Remote Build Execution
Remote execution
Every Workflows deployment includes a remote cluster compliant with the Bazel Remote Execution Protocol v2. Remote build execution (RBE) is available with minimal additional configuration needed. This allows for the creation of specially tailored runners for individual jobs, configured throughout the build tree. This also means that jobs can be parallelized effectively, where pending actions can unblock many parallel runners at once without repeated work. As a result, cost can be effectively managed by only provisioning large workers for large actions, which can then be spun down more readily while the smaller actions continue on smaller, less powerful workers. Remote execution supports both arm64 and amd64 architectures simultaneously, meaning that a remote execution cluster can be provisioned that supports cross-compilation/publishing or any other cross-platform use case, with minimal additional configuration.
For configuration of the remote cache, see remote cache. For configuration of an external remote cluster, see external remote.
Enable remote execution
By default, remote execution is not enabled in Workflows remote resource clusters. This is because remote execution requires a special focus on sandboxing and reproducibility beyond what may be required on an ephemeral runner or a user's machine.

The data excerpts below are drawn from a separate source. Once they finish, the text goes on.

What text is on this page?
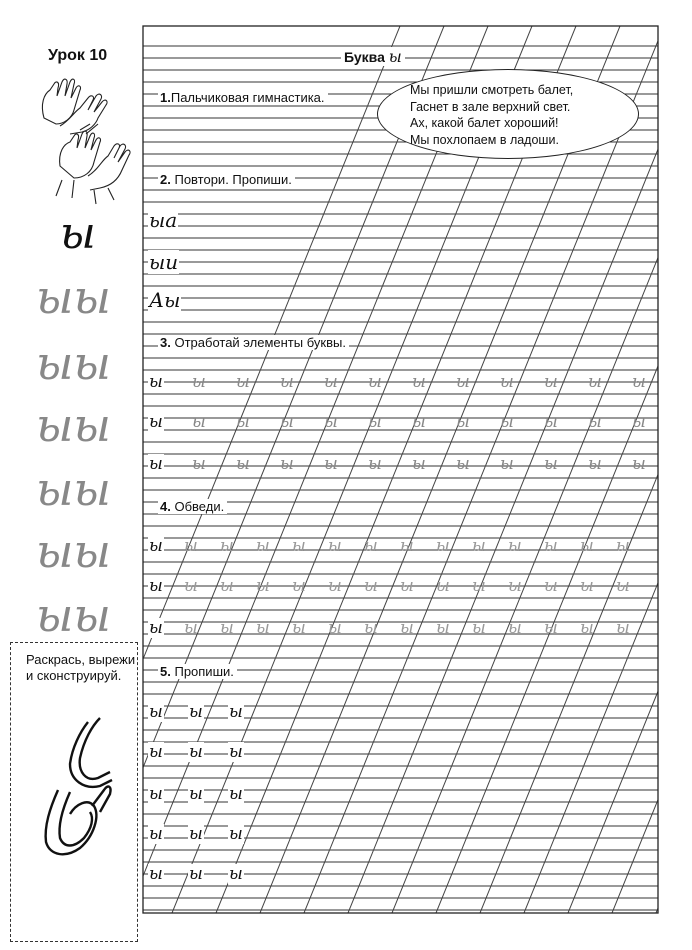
Урок 10	Буква ы
1.Пальчиковая гимнастика.
2. Повтори. Пропиши.
3. Отработай элементы буквы.
4. Обведи.
5. Пропиши.
Мы пришли смотреть балет,
Гаснет в зале верхний свет.
Ах, какой балет хороший!
Мы похлопаем в ладоши.
ыа
ыи
Аы
ы
ыы
ыы
ыы
ыы
ыы
ыы
ы ы ы ы ы ы ы ы ы ы ы ы
ы ы ы ы ы ы ы ы ы ы ы ы
ы ы ы ы ы ы ы ы ы ы ы ы
ы ы ы ы ы ы ы ы ы ы ы ы ы ы
ы ы ы ы ы ы ы ы ы ы ы ы ы ы
ы ы ы ы ы ы ы ы ы ы ы ы ы ы
ы ы ы
ы ы ы
ы ы ы
ы ы ы
ы ы ы
Раскрась, вырежи и сконструируй.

That said, remote execution can be enabled as simply as adding the following to the Workflows remote cluster configuration.
From within your Aspect Workflows module definition, add the following code:
- AWS
- GCP
remote = {
remote_execution = {
executors = {
default = {
image = "ghcr.io/catthehacker/ubuntu:act-22.04@sha256:5f9c35c25db1d51a8ddaae5c0ba8d3c163c5e9a4a6cc97acd409ac7eae239448"
}
}
}
}
Set up a node pool for remote executors under k8s_cluster and configure an executor type under remote.remote_execution.
Below, the default executors use the default node type, although you may have several executors with different docker images
using the same node pool.
remote = {
remote_execution = {
executors = {
default = {
image = "ghcr.io/catthehacker/ubuntu:act-22.04@sha256:5f9c35c25db1d51a8ddaae5c0ba8d3c163c5e9a4a6cc97acd409ac7eae239448"
node_type = "default"
min_scaling = 0
max_scaling = 5
concurrency = 4 # The # vCPUs on the node type (c2d-standard-4 below)
}
}
}
}
k8s_cluster = {
remote_exec_nodes = {
default = {
min_count = 0
max_count = 5
machine_type = "c2d-standard-4"
num_ssds = 1
}
}
}
This configuration spins up a new set of runners that pick up work using the Docker image specified. All the scaling and provisioning is otherwise handled automatically, and the endpoint is the same as the one for the remote cache. To use this in Bazel, a new platform needs to be added that looks something like the following.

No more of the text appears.